This Python script extracts TEXT and MTEXT entities from a DXF file, including those nested within INSERT (block) entities. It converts each character into a vector polygon outline, centers the text strings on their insertion points, transforms the coordinates to a standard geospatial projection (WGS84), and saves the result as a GeoJSON file.
This tool is ideal for preparing CAD text data for use in GIS applications like QGIS, ArcGIS, or web mapping platforms like Mapbox, where text needs to be represented as true geometry rather than just labels.
✅ Character-level Vectorization: Converts each character into a filled polygon, not just a point.
✅ Block Support: Automatically "explodes" INSERT entities to find and process text within block definitions.
✅ Text Centering: Accurately centers both single-line (TEXT) and multi-line (MTEXT) entities on their DXF insertion points.
✅ CRS Transformation: Uses pyproj to transform coordinates from any specified source CRS to WGS84 (EPSG:4326).
✅ Flexible Font Handling: Allows you to specify a .ttf font file for rendering. If the font is not found, it gracefully falls back to a system default.
✅ String Exclusion: Provides an option to exclude specific strings (e.g., "0", "0.0") from the output.
✅ Optimized: Caches character glyphs to significantly speed up processing on files with repetitive text.

- Python 3.7+ -- ezdxf -- numpy -- pyproj -- shapely -- geojson -- matplotlib
Install dependencies:
pip install -r requirements.txt
The script is run from the command line and accepts several arguments to control its behavior.

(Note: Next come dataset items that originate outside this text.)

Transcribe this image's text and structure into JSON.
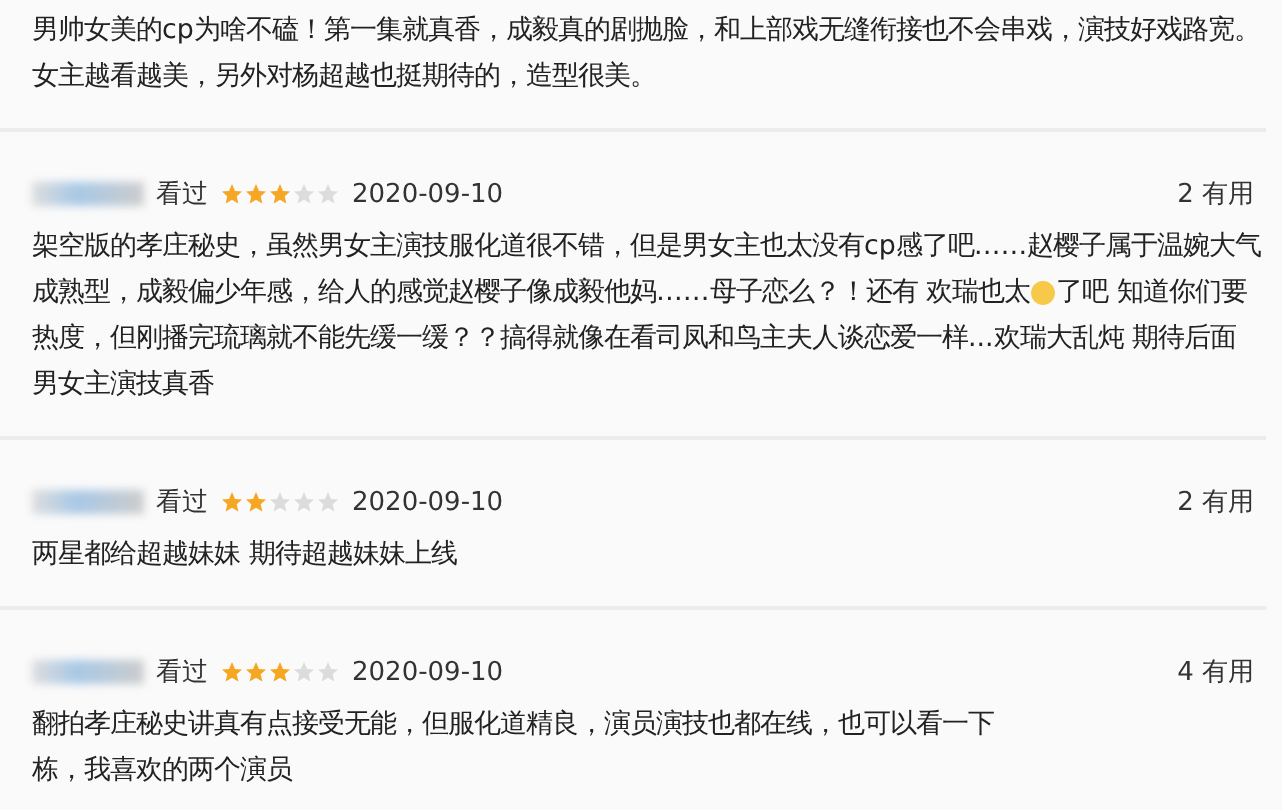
{
  "reviews": [
    {
      "lines": [
        {
          "kind": "text",
          "text": "男帅女美的cp为啥不磕！第一集就真香，成毅真的剧抛脸，和上部戏无缝衔接也不会串戏，演技好戏路宽。"
        },
        {
          "kind": "text",
          "text": "女主越看越美，另外对杨超越也挺期待的，造型很美。"
        }
      ]
    },
    {
      "watched": "看过",
      "stars": 3,
      "date": "2020-09-10",
      "useful": "2 有用",
      "lines": [
        {
          "kind": "text",
          "text": "架空版的孝庄秘史，虽然男女主演技服化道很不错，但是男女主也太没有cp感了吧……赵樱子属于温婉大气"
        },
        {
          "kind": "emoji",
          "text": "成熟型，成毅偏少年感，给人的感觉赵樱子像成毅他妈……母子恋么？！还有 欢瑞也太",
          "after": "了吧 知道你们要"
        },
        {
          "kind": "text",
          "text": "热度，但刚播完琉璃就不能先缓一缓？？搞得就像在看司凤和鸟主夫人谈恋爱一样...欢瑞大乱炖 期待后面"
        },
        {
          "kind": "text",
          "text": "男女主演技真香"
        }
      ]
    },
    {
      "watched": "看过",
      "stars": 2,
      "date": "2020-09-10",
      "useful": "2 有用",
      "lines": [
        {
          "kind": "text",
          "text": "两星都给超越妹妹 期待超越妹妹上线"
        }
      ]
    },
    {
      "watched": "看过",
      "stars": 3,
      "date": "2020-09-10",
      "useful": "4 有用",
      "lines": [
        {
          "kind": "text",
          "text": "翻拍孝庄秘史讲真有点接受无能，但服化道精良，演员演技也都在线，也可以看一下"
        },
        {
          "kind": "text",
          "text": "栋，我喜欢的两个演员"
        }
      ]
    }
  ]
}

python dxfTextToVector.py --input <path_to_dxf> --output <path_to_geojson> --font <path_to_ttf> [options]
--input (Required): Path to the input DXF file.
--output (Required): Path for the generated output GeoJSON file.
--font (Required): Path to the .ttf font file to use for rendering all text (e.g., 'C:/Windows/Fonts/arial.ttf').
--source_crs (Optional): The source Coordinate Reference System of the DXF file (e.g., 'EPSG:27700'). Defaults to 'EPSG:4326'.
--exclude_strings (Optional): A space-separated list of strings to exclude from processing. Defaults to ['0', '0.0'].
Basic Usage (using British National Grid as source CRS):
python dxfTextToVector.py \
--input "my_cad_file.dxf" \
--output "output_vectors.geojson" \
--font "/usr/share/fonts/truetype/dejavu/DejaVuSans.ttf" \
--source_crs "EPSG:27700"
Excluding Additional Strings:
This command will skip any text entities that are exactly "N/A" or "TEMP", in addition to the defaults.
python dxf_condxfTextToVectorverter.py \
--input "plans.dxf" \
--output "output_vectors.geojson" \
--font "C:/Windows/Fonts/verdana.ttf" \
--source_crs "EPSG:32610" \
--exclude_strings "N/A" "TEMP"
Generate vector tiles:
To generate an MBTiles file combining both geometry and label layers, use Tippecanoe. This example demonstrates how to include:
- Geometry layer (e.g., generated with ogr2ogr)
- Label layer from output_vectors.geojson
tippecanoe \
-o <path_to_output_mbtiles> \
-L geometry:"<path_to__geometry_geojson>" \
-L labels:"<path_to_labels_geojson>" \
--force \
--drop-densest-as-needed \
--minimum-zoom=8 \
--maximum-zoom=16
This project is licensed under the MIT License.